Shortly after positive topline data from the phase 2 PARADIGM study of PrimeC was released, NeuroSense Therapeutics has announced that the FDA has confirmed its development plans for a phase 3 pivotal trial with the intention of subsequent marketing approval. In collaboration with Biogen, the company also plans on releasing data from PARADIGM assessing PrimeC in biomarkers relevant to the pathology of ALS. The agent met its primary end point in PARADIGM, demonstrating a 37.4% (= .03) difference on ALS Functional Rating Scale Revised at 6 months vs placebo, while maintaining a strong safety profile. Additionally, investigators recorded a 13% treatment difference in slow vital capacity favoring PrimeC.

The FDA has cleared Aruna Bio’s investigational new drug (IND) application for the company’s lead candidate AB126, an unmodified neural-derived exosome, according to a new announcement. This clearance by the agency paves the way for investigating AB126 in a phase 1b/2a clinical trial among patients with acute ischemic stroke, which the company noted is expected to initiate in the first half of 2024. AB126 has intuitive ability to cross the blood-brain barrier and modulate inflammasome in the central nervous system by action of anti-inflammatory and neuroprotective mechanisms, giving it the potential to treat a range of neurodegenerative disorders, according to Aruna Bio.

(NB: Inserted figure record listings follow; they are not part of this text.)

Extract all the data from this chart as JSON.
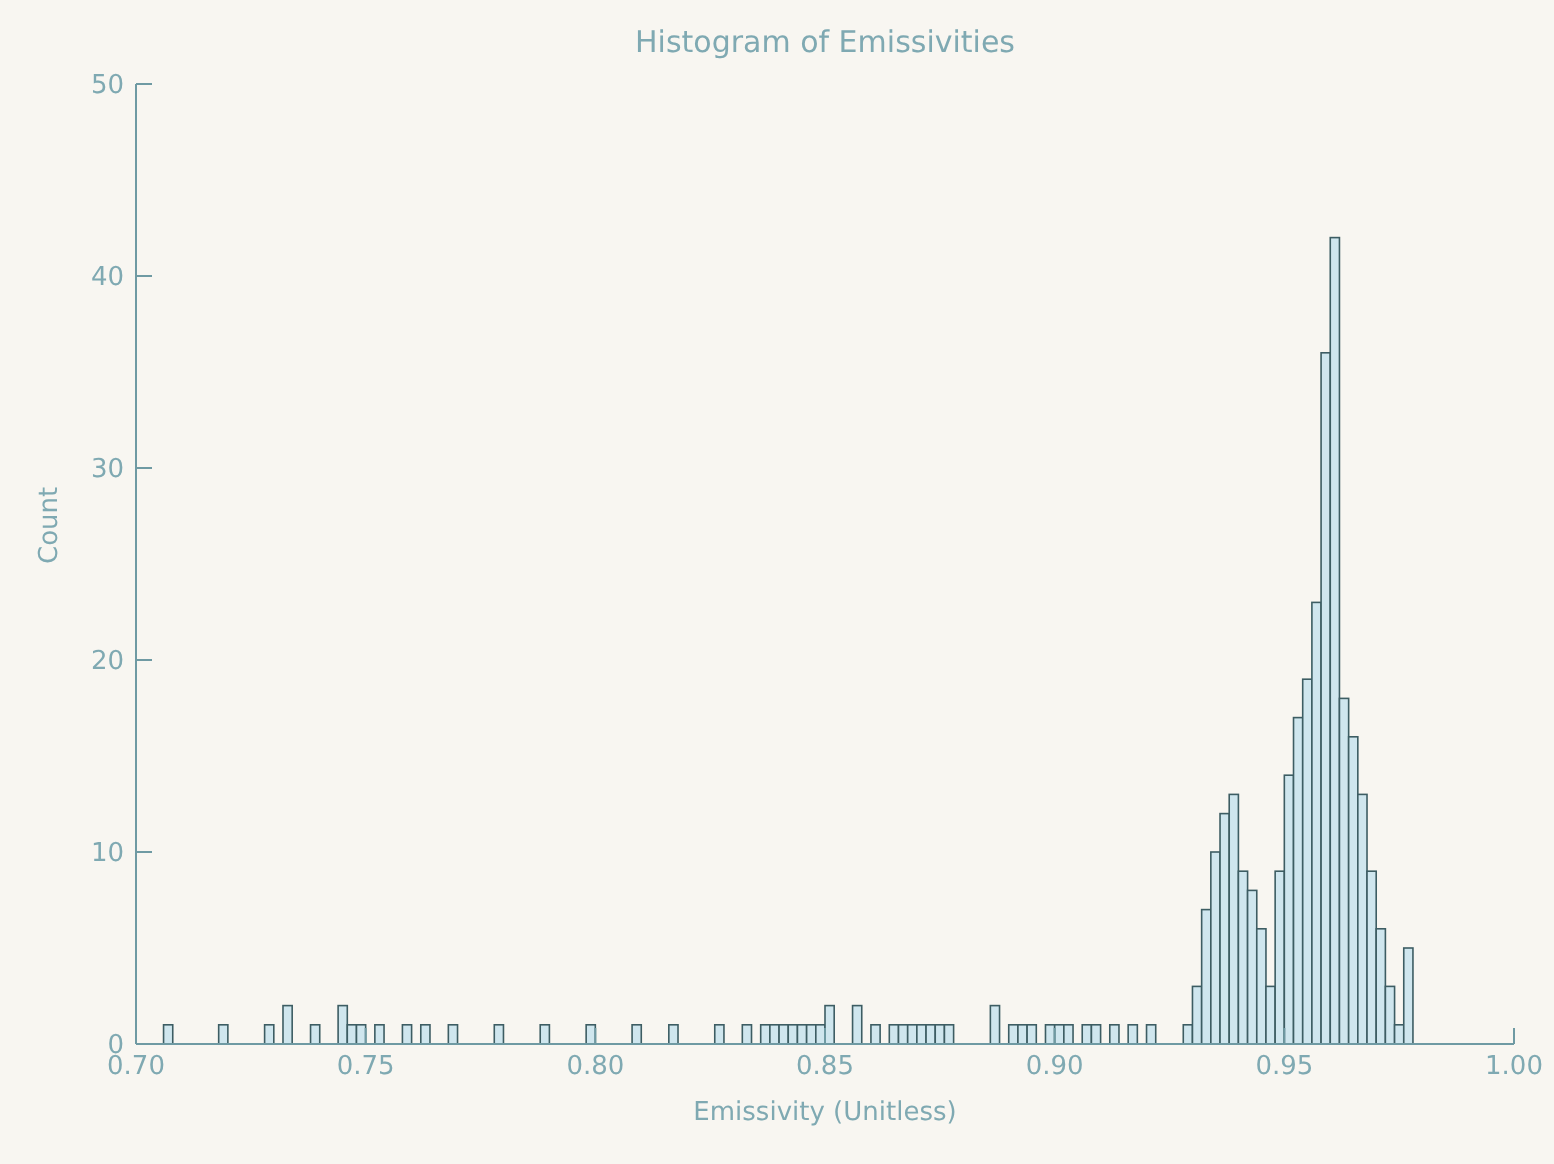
{
  "chart_data": {
    "type": "histogram",
    "title": "Histogram of Emissivities",
    "xlabel": "Emissivity (Unitless)",
    "ylabel": "Count",
    "bins": [
      0.7,
      0.702,
      0.704,
      0.706,
      0.708,
      0.71,
      0.712,
      0.714,
      0.716,
      0.718,
      0.72,
      0.722,
      0.724,
      0.726,
      0.728,
      0.73,
      0.732,
      0.734,
      0.736,
      0.738,
      0.74,
      0.742,
      0.744,
      0.746,
      0.748,
      0.75,
      0.752,
      0.754,
      0.756,
      0.758,
      0.76,
      0.762,
      0.764,
      0.766,
      0.768,
      0.77,
      0.772,
      0.774,
      0.776,
      0.778,
      0.78,
      0.782,
      0.784,
      0.786,
      0.788,
      0.79,
      0.792,
      0.794,
      0.796,
      0.798,
      0.8,
      0.802,
      0.804,
      0.806,
      0.808,
      0.81,
      0.812,
      0.814,
      0.816,
      0.818,
      0.82,
      0.822,
      0.824,
      0.826,
      0.828,
      0.83,
      0.832,
      0.834,
      0.836,
      0.838,
      0.84,
      0.842,
      0.844,
      0.846,
      0.848,
      0.85,
      0.852,
      0.854,
      0.856,
      0.858,
      0.86,
      0.862,
      0.864,
      0.866,
      0.868,
      0.87,
      0.872,
      0.874,
      0.876,
      0.878,
      0.88,
      0.882,
      0.884,
      0.886,
      0.888,
      0.89,
      0.892,
      0.894,
      0.896,
      0.898,
      0.9,
      0.902,
      0.904,
      0.906,
      0.908,
      0.91,
      0.912,
      0.914,
      0.916,
      0.918,
      0.92,
      0.922,
      0.924,
      0.926,
      0.928,
      0.93,
      0.932,
      0.934,
      0.936,
      0.938,
      0.94,
      0.942,
      0.944,
      0.946,
      0.948,
      0.95,
      0.952,
      0.954,
      0.956,
      0.958,
      0.96,
      0.962,
      0.964,
      0.966,
      0.968,
      0.97,
      0.972,
      0.974,
      0.976,
      0.978,
      0.98,
      0.982,
      0.984,
      0.986,
      0.988,
      0.99,
      0.992,
      0.994,
      0.996,
      0.998,
      1.0
    ],
    "values": [
      0,
      0,
      0,
      1,
      0,
      0,
      0,
      0,
      0,
      1,
      0,
      0,
      0,
      0,
      1,
      0,
      2,
      0,
      0,
      1,
      0,
      0,
      2,
      1,
      1,
      0,
      1,
      0,
      0,
      1,
      0,
      1,
      0,
      0,
      1,
      0,
      0,
      0,
      0,
      1,
      0,
      0,
      0,
      0,
      1,
      0,
      0,
      0,
      0,
      1,
      0,
      0,
      0,
      0,
      1,
      0,
      0,
      0,
      1,
      0,
      0,
      0,
      0,
      1,
      0,
      0,
      1,
      0,
      1,
      1,
      1,
      1,
      1,
      1,
      1,
      2,
      0,
      0,
      2,
      0,
      1,
      0,
      1,
      1,
      1,
      1,
      1,
      1,
      1,
      0,
      0,
      0,
      0,
      2,
      0,
      1,
      1,
      1,
      0,
      1,
      1,
      1,
      0,
      1,
      1,
      0,
      1,
      0,
      1,
      0,
      1,
      0,
      0,
      0,
      1,
      3,
      7,
      10,
      12,
      13,
      9,
      8,
      6,
      3,
      9,
      14,
      17,
      19,
      23,
      36,
      42,
      18,
      16,
      13,
      9,
      6,
      3,
      1,
      5,
      0,
      0,
      0,
      0,
      0,
      0,
      0,
      0,
      0,
      0,
      0
    ],
    "color": "#cfe6ee",
    "xlim": [
      0.7,
      1.0
    ],
    "xticks": [
      {
        "value": 0.7,
        "label": "0.70"
      },
      {
        "value": 0.75,
        "label": "0.75"
      },
      {
        "value": 0.8,
        "label": "0.80"
      },
      {
        "value": 0.85,
        "label": "0.85"
      },
      {
        "value": 0.9,
        "label": "0.90"
      },
      {
        "value": 0.95,
        "label": "0.95"
      },
      {
        "value": 1.0,
        "label": "1.00"
      }
    ],
    "ylim": [
      0,
      50
    ],
    "yticks": [
      0,
      10,
      20,
      30,
      40,
      50
    ],
    "grid": false
  }
}
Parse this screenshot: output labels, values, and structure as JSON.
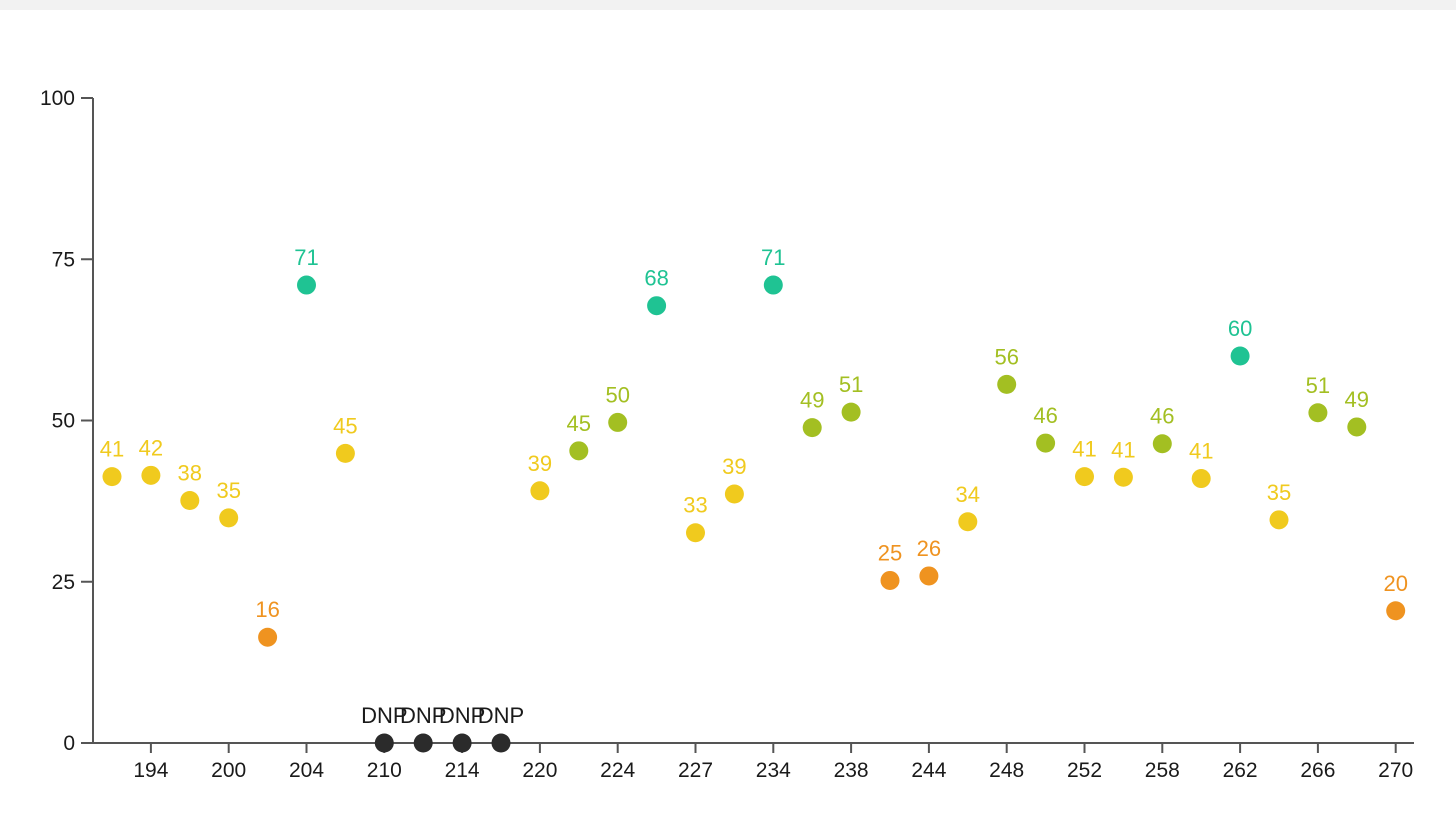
{
  "chart_data": {
    "type": "scatter",
    "title": "",
    "xlabel": "",
    "ylabel": "",
    "ylim": [
      0,
      100
    ],
    "y_ticks": [
      "0",
      "25",
      "50",
      "75",
      "100"
    ],
    "x_tick_labels": [
      "194",
      "200",
      "204",
      "210",
      "214",
      "220",
      "224",
      "227",
      "234",
      "238",
      "244",
      "248",
      "252",
      "258",
      "262",
      "266",
      "270"
    ],
    "grid": false,
    "legend": "none",
    "points": [
      {
        "value": 41.3,
        "label": "41"
      },
      {
        "value": 41.5,
        "label": "42"
      },
      {
        "value": 37.6,
        "label": "38"
      },
      {
        "value": 34.9,
        "label": "35"
      },
      {
        "value": 16.4,
        "label": "16"
      },
      {
        "value": 71.0,
        "label": "71"
      },
      {
        "value": 44.9,
        "label": "45"
      },
      {
        "value": 0,
        "label": "DNP"
      },
      {
        "value": 0,
        "label": "DNP"
      },
      {
        "value": 0,
        "label": "DNP"
      },
      {
        "value": 0,
        "label": "DNP"
      },
      {
        "value": 39.1,
        "label": "39"
      },
      {
        "value": 45.3,
        "label": "45"
      },
      {
        "value": 49.7,
        "label": "50"
      },
      {
        "value": 67.8,
        "label": "68"
      },
      {
        "value": 32.6,
        "label": "33"
      },
      {
        "value": 38.6,
        "label": "39"
      },
      {
        "value": 71.0,
        "label": "71"
      },
      {
        "value": 48.9,
        "label": "49"
      },
      {
        "value": 51.3,
        "label": "51"
      },
      {
        "value": 25.2,
        "label": "25"
      },
      {
        "value": 25.9,
        "label": "26"
      },
      {
        "value": 34.3,
        "label": "34"
      },
      {
        "value": 55.6,
        "label": "56"
      },
      {
        "value": 46.5,
        "label": "46"
      },
      {
        "value": 41.3,
        "label": "41"
      },
      {
        "value": 41.2,
        "label": "41"
      },
      {
        "value": 46.4,
        "label": "46"
      },
      {
        "value": 41.0,
        "label": "41"
      },
      {
        "value": 60.0,
        "label": "60"
      },
      {
        "value": 34.6,
        "label": "35"
      },
      {
        "value": 51.2,
        "label": "51"
      },
      {
        "value": 49.0,
        "label": "49"
      },
      {
        "value": 20.5,
        "label": "20"
      }
    ],
    "colors": {
      "teal": "#1fc393",
      "yellow_green": "#a3bf22",
      "yellow": "#f0ca1e",
      "orange": "#ef9320",
      "dnp": "#2b2b2b",
      "axis": "#555555"
    }
  }
}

In addition, the company noted that its neural exosome platform can be combined with therapeutics, such as small molecules, small interfering RNAs, and proteins.

Newly published in Neurology, a genome-wide association study (GWAS) of the phase 3 ENGAGE and EMERGE trials of aducanumab (Aduhelm; Biogen) revealed a strong, significant link between apolipoprotein (APOE) carrier status and the risk of amyloid-related imaging abnormalities. Overall, the research highlights the value genetics add to guiding clinical treatment decisions and the importance of reporting heterozygosity by genotype, given the substantially larger effects observed among ε4 homozygotes vs heterozygotes. All told, participants homozygous for APOE ε4 exhibited 4.28 greater odds of experiencing AIRA-H, 4.58 greater odds of experiencing ARIA-H microhemorrhage, and 7.84 greater odds of experiencing ARIA-H superficial siderosis.